Сулейман-паша поморщился то ли от упоминания о своих неприятностях, то ли от вида давешнего евнуха – его рыхлая согнувшаяся фигура выросла чуть позади небольшого фонтана.
– Ох, в следующий раз приму вас в беседке для послов, там домашним появляться не дозволяется, – вздохнул визирь и громко спросил:
– Чего тебе, несчастный? Зачем беспокоишь меня – говори!
Говорили визирь и евнух по-турецки, но Иван Лисица уже немного поднаторел в местном наречии, а Никита Алексеев и вовсе владел им свободно.
– Мой господин, прости меня недостойного, но госпожа Тангюль хочет проведать родственника. Ее доброе сердце разрывается от горя, и она желает облегчить страдания несчастного, отнеся ему кувшин шербета, – визгливый голос евнуха разносился по всему саду.
Сулейман-паша оглянулся на верного помощника. Тот нахмурился и придал себе важный вид.
– Негодяй не заслуживает даже обглоданной собачьей кости, не то что угощения со стола самого господина! Но госпожа Тангюль... – кетхюда опустил глаза и почтительно сложил ладони.
Сулейман-паша повернулся к евнуху:
– Хорошо, но пусть идут только она и Нурай, и ты с ними. Никому не говори об этом, понятно? – голос визиря приобрел каменную твердость. 'Ей-ей, слову этого человека можно верить, если только...' – додумать до конца у Никиты не вышло.

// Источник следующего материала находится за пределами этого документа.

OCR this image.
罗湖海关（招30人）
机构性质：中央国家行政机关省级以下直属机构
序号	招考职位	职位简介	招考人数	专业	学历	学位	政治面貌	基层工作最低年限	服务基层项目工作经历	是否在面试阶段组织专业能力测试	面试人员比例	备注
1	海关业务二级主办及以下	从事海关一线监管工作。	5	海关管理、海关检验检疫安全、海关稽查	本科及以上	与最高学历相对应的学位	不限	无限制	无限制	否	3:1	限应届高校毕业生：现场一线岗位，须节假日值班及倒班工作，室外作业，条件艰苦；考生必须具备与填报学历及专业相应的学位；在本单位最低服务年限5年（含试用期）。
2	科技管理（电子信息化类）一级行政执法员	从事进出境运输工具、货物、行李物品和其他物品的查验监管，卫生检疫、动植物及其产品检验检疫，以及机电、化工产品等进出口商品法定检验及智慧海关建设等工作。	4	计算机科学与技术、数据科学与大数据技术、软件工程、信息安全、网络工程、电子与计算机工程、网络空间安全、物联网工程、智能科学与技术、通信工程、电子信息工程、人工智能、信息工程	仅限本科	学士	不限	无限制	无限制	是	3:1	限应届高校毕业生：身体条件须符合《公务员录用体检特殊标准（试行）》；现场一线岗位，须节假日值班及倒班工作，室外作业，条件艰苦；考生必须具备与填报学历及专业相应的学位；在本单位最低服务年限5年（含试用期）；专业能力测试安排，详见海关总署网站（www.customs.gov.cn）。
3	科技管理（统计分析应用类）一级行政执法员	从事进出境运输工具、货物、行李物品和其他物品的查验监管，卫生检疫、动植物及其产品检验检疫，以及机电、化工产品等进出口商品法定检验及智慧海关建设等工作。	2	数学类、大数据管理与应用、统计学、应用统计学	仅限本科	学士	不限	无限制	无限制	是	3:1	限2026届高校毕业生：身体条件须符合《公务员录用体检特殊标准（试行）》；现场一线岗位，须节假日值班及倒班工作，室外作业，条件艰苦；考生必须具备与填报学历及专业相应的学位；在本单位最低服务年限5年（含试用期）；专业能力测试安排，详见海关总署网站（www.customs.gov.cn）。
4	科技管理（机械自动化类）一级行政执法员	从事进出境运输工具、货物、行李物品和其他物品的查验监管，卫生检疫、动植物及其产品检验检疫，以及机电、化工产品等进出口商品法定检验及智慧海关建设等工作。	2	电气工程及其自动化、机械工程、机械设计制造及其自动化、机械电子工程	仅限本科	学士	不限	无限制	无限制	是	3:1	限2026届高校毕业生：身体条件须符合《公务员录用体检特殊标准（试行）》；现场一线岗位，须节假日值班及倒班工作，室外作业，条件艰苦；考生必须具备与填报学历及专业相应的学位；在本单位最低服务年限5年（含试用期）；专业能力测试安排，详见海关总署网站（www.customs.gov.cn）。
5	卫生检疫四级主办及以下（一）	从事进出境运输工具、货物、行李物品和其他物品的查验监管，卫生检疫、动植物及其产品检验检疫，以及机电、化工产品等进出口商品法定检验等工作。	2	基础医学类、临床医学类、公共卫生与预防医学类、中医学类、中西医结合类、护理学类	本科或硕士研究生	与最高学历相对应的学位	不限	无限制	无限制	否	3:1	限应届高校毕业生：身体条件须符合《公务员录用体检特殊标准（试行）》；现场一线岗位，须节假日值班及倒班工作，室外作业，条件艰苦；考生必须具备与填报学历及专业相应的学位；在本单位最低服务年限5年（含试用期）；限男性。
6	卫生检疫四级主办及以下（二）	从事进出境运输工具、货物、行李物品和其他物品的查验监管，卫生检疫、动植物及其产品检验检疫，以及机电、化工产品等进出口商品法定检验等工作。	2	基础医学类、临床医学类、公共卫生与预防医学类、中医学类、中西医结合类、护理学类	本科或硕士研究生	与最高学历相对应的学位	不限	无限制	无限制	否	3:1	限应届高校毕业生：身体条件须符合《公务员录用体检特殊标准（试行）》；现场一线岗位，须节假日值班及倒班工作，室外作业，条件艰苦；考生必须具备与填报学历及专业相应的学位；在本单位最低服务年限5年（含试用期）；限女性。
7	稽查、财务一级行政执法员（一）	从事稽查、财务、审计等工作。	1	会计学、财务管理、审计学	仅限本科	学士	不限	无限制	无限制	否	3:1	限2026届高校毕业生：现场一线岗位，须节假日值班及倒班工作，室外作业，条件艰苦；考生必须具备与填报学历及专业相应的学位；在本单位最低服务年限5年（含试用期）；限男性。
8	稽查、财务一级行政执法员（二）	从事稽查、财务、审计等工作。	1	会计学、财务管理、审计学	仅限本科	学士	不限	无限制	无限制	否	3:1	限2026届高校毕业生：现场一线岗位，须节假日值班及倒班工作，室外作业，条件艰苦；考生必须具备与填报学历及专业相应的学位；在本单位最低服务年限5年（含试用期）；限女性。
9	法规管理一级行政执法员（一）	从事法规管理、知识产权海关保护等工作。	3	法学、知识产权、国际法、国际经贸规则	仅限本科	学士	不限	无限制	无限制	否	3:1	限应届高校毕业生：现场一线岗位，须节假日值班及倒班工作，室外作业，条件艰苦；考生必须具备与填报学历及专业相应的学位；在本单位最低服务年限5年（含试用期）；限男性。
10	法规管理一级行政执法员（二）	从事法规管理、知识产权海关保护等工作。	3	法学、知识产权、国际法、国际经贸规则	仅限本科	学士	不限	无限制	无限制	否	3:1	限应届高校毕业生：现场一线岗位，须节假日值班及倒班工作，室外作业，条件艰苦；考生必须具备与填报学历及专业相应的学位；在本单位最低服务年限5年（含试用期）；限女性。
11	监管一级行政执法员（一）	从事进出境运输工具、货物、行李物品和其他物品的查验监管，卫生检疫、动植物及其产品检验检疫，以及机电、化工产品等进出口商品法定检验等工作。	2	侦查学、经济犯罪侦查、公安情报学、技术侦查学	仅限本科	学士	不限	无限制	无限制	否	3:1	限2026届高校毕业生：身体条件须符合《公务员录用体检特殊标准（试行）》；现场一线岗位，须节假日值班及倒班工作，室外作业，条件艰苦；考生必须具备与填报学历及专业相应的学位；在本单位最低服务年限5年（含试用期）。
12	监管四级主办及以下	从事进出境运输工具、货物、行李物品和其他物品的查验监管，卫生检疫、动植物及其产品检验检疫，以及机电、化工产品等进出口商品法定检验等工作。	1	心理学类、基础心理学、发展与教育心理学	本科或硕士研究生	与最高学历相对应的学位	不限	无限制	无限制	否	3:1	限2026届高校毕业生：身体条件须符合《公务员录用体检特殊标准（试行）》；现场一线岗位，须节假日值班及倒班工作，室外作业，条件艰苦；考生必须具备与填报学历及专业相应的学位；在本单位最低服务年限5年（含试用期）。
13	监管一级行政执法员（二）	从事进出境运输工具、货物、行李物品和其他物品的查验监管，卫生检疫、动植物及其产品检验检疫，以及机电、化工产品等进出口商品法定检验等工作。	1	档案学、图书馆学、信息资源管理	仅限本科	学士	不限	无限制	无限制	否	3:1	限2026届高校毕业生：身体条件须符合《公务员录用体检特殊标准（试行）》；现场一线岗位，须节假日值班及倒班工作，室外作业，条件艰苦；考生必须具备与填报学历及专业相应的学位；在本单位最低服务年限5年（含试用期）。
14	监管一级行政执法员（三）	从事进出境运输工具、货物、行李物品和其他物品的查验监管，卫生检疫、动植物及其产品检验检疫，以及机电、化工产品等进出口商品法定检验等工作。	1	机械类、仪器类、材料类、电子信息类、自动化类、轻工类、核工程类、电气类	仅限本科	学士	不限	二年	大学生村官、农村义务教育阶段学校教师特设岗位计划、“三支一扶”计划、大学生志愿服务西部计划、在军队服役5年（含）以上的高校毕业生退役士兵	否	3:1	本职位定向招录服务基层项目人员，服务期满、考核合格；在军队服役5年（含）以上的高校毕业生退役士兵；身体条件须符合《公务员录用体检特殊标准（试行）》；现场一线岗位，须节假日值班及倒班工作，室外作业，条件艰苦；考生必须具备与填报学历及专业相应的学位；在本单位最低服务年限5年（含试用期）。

– Но, господин... – теперь голос евнуха звучал еще пронзительнее. – Я не могу...
-Что-о-о? – Сулейман-паша чуть привстал с ковра. – Я терплю тебя только потому, что ты прибыл из дома моего дорогого тестя. Не смей мне перечить!
Евнух еще ниже согнулся и, дрожа, попятился назад. Никита Алексеев, сидевший по левую руку визиря – ближе к небольшой аллее за фонтаном – заметил, что евнух суетливо поправляет тюрбан пухлой рукой.
Наконец, после ухода евнуха визирь обратился к делу Посольского Приказа, слушая русских послов. Кетхюда, стоя позади, ловил каждое слово, чтобы потом не ошибиться в бумагах. Иван Лисица передал мнение гетмана, и дело двигалось, судя по удовлетворенному лицу Сулеймана-паши, к благополучному для посланников исходу. Но тут их беседа прервалась отчаянным криком:
– Господин, заключенный умер! Наша вина – не доглядели! – на колени перед визирем упал стражник.
Сулейман-паша тут же вскочил и, сжав кулаки, впился взглядом в тюремщика.
– Не может быть! Как это случилось?
Стражник трясся от ужаса и молчал, уткнувшись лицом в землю. Визирь прошипел:
– С тобой позже разберусь. Веди! – И немедленно удалился, сопровождаемый кетхюдой, оставив посланников среди благоухания роз.
– И что теперь делать? Уйти? – спросил недоумевающий Лисица.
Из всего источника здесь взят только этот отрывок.